Given samples from the posterior over parameters, return the predictive
distribution over observations at each time `T`, given observations up
through time `T-1`.
Args:
model: An instance of `StructuralTimeSeries` representing a
time-series model. This represents a joint distribution over
time-series and their parameters with batch shape `[b1, ..., bN]`.

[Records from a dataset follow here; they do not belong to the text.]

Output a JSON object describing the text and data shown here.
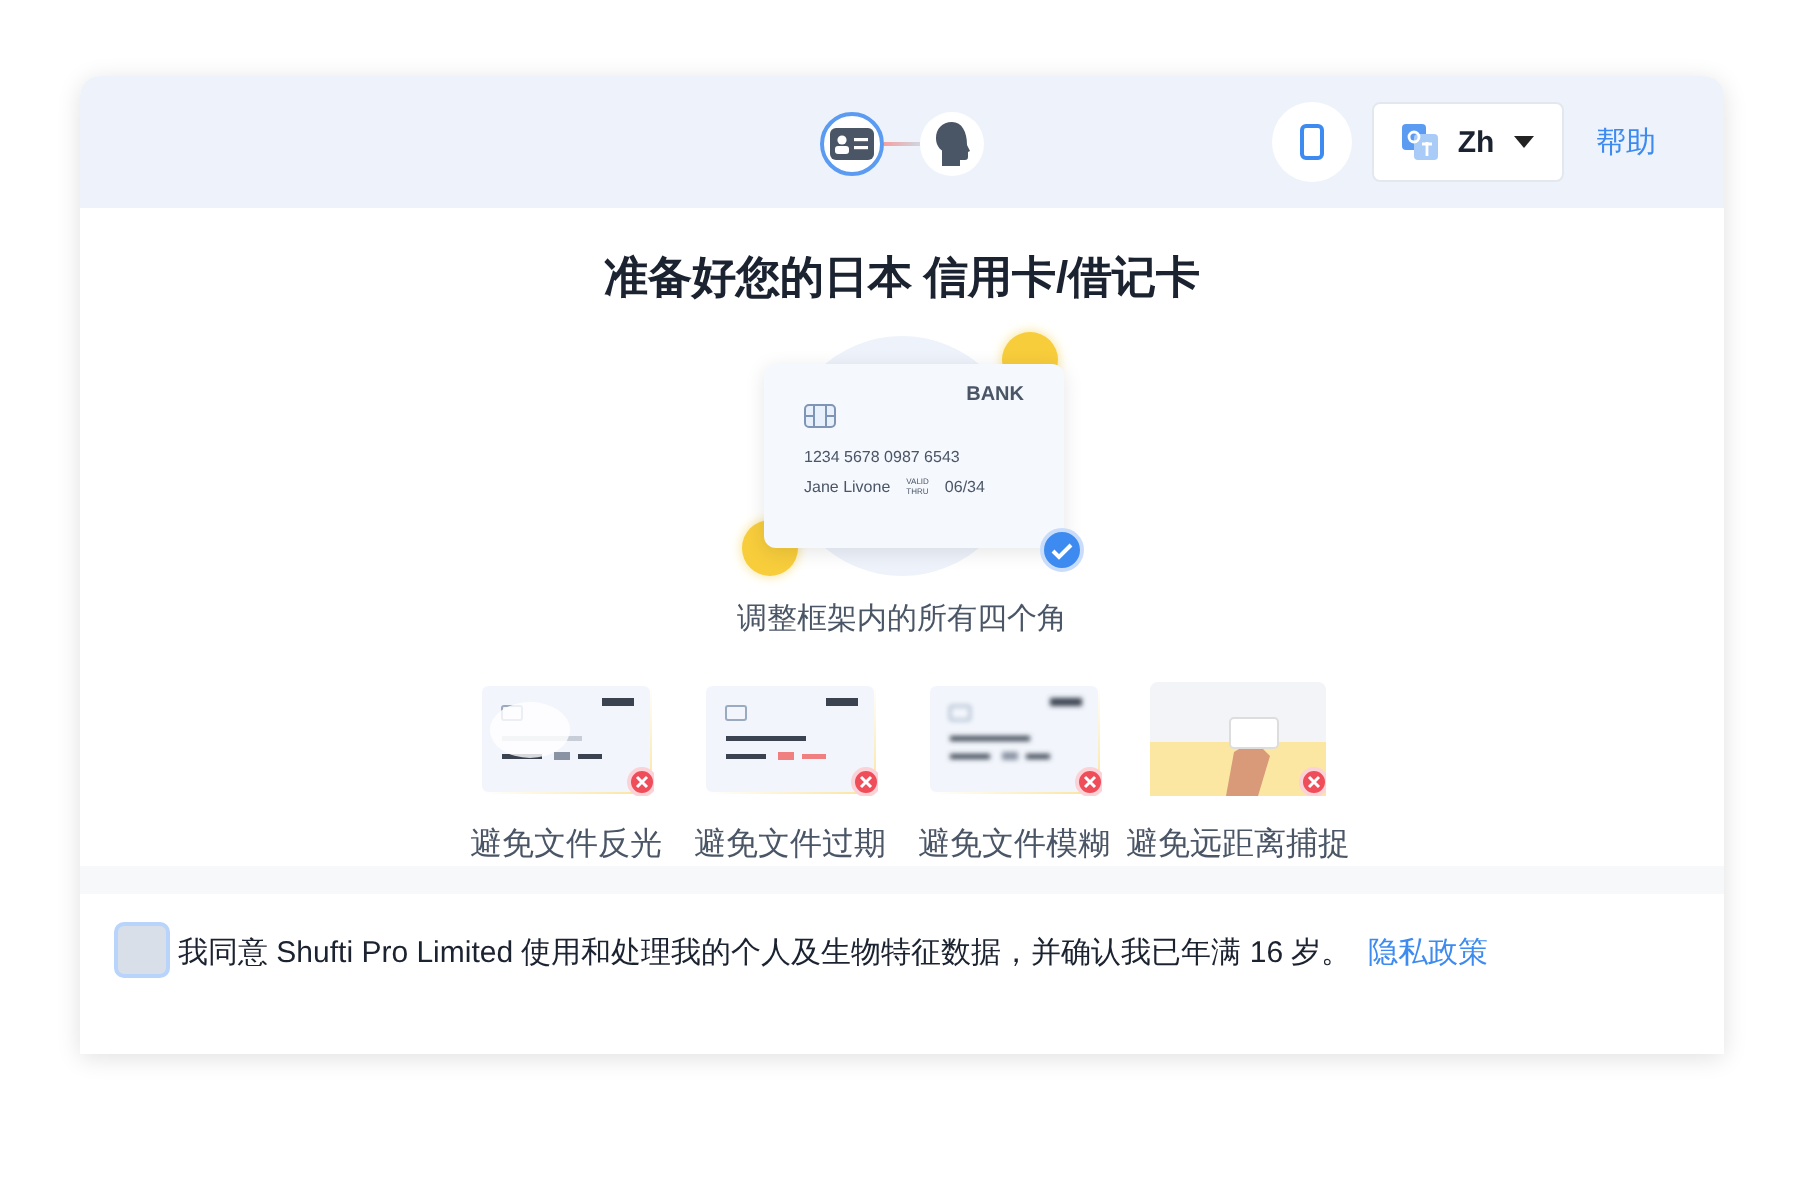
{
  "steps": [
    {
      "kind": "document",
      "selected": true
    },
    {
      "kind": "face",
      "selected": false
    }
  ],
  "header": {
    "language": "Zh",
    "help": "帮助"
  },
  "title": "准备好您的日本 信用卡/借记卡",
  "sample_card": {
    "bank": "BANK",
    "number": "1234 5678 0987 6543",
    "holder": "Jane Livone",
    "valid_label": "VALID THRU",
    "expiry": "06/34"
  },
  "instruction": "调整框架内的所有四个角",
  "examples": [
    {
      "kind": "glare",
      "label": "避免文件反光"
    },
    {
      "kind": "expired",
      "label": "避免文件过期"
    },
    {
      "kind": "blur",
      "label": "避免文件模糊"
    },
    {
      "kind": "distance",
      "label": "避免远距离捕捉"
    }
  ],
  "consent": {
    "checked": false,
    "text": "我同意 Shufti Pro Limited 使用和处理我的个人及生物特征数据，并确认我已年满 16 岁。",
    "link": "隐私政策"
  }
}
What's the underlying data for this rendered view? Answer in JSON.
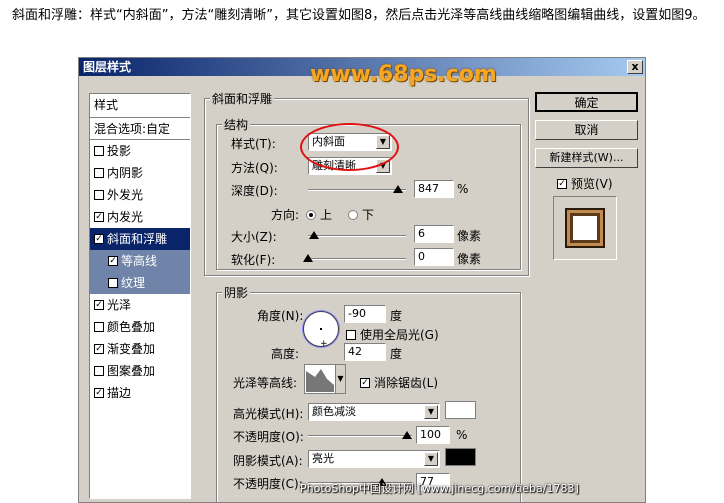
{
  "intro_text": "斜面和浮雕：样式“内斜面”，方法“雕刻清晰”，其它设置如图8，然后点击光泽等高线曲线缩略图编辑曲线，设置如图9。",
  "watermark": "www.68ps.com",
  "dialog": {
    "title": "图层样式",
    "close": "x"
  },
  "left_list": {
    "header": "样式",
    "blend": "混合选项:自定",
    "items": [
      {
        "label": "投影",
        "checked": false
      },
      {
        "label": "内阴影",
        "checked": false
      },
      {
        "label": "外发光",
        "checked": false
      },
      {
        "label": "内发光",
        "checked": true
      },
      {
        "label": "斜面和浮雕",
        "checked": true
      },
      {
        "label": "等高线",
        "checked": true
      },
      {
        "label": "纹理",
        "checked": false
      },
      {
        "label": "光泽",
        "checked": true
      },
      {
        "label": "颜色叠加",
        "checked": false
      },
      {
        "label": "渐变叠加",
        "checked": true
      },
      {
        "label": "图案叠加",
        "checked": false
      },
      {
        "label": "描边",
        "checked": true
      }
    ]
  },
  "bevel": {
    "section": "斜面和浮雕",
    "structure": "结构",
    "style_label": "样式(T):",
    "style_value": "内斜面",
    "technique_label": "方法(Q):",
    "technique_value": "雕刻清晰",
    "depth_label": "深度(D):",
    "depth_value": "847",
    "depth_unit": "%",
    "direction_label": "方向:",
    "dir_up": "上",
    "dir_down": "下",
    "size_label": "大小(Z):",
    "size_value": "6",
    "size_unit": "像素",
    "soften_label": "软化(F):",
    "soften_value": "0",
    "soften_unit": "像素"
  },
  "shading": {
    "section": "阴影",
    "angle_label": "角度(N):",
    "angle_value": "-90",
    "angle_unit": "度",
    "global_light": "使用全局光(G)",
    "altitude_label": "高度:",
    "altitude_value": "42",
    "altitude_unit": "度",
    "gloss_label": "光泽等高线:",
    "anti_alias": "消除锯齿(L)",
    "highlight_label": "高光模式(H):",
    "highlight_value": "颜色减淡",
    "highlight_color": "#ffffff",
    "opacity_label": "不透明度(O):",
    "opacity_value": "100",
    "opacity_unit": "%",
    "shadow_label": "阴影模式(A):",
    "shadow_value": "亮光",
    "shadow_color": "#000000",
    "opacity2_label": "不透明度(C):",
    "opacity2_value": "77"
  },
  "buttons": {
    "ok": "确定",
    "cancel": "取消",
    "new_style": "新建样式(W)...",
    "preview": "预览(V)"
  },
  "footer": "PhotoShop中国设计网 [www.jinecg.com/tieba/1783]"
}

observed_time_series: `float` `Tensor` of shape
`concat([sample_shape, model.batch_shape, [num_timesteps, 1]])` where
`sample_shape` corresponds to i.i.d. observations, and the trailing `[1]`
dimension may (optionally) be omitted if `num_timesteps > 1`. Any `NaN`s
are interpreted as missing observations; missingness may be also be
explicitly specified by passing a `tfp.sts.MaskedTimeSeries` instance.
parameter_samples: Python `list` of `Tensors` representing posterior samples
of model parameters, with shapes `[concat([[num_posterior_draws],
param.prior.batch_shape, param.prior.event_shape]) for param in
model.parameters]`. This may optionally also be a map (Python `dict`) of
parameter names to `Tensor` values.
timesteps_are_event_shape: Deprecated, for backwards compatibility only.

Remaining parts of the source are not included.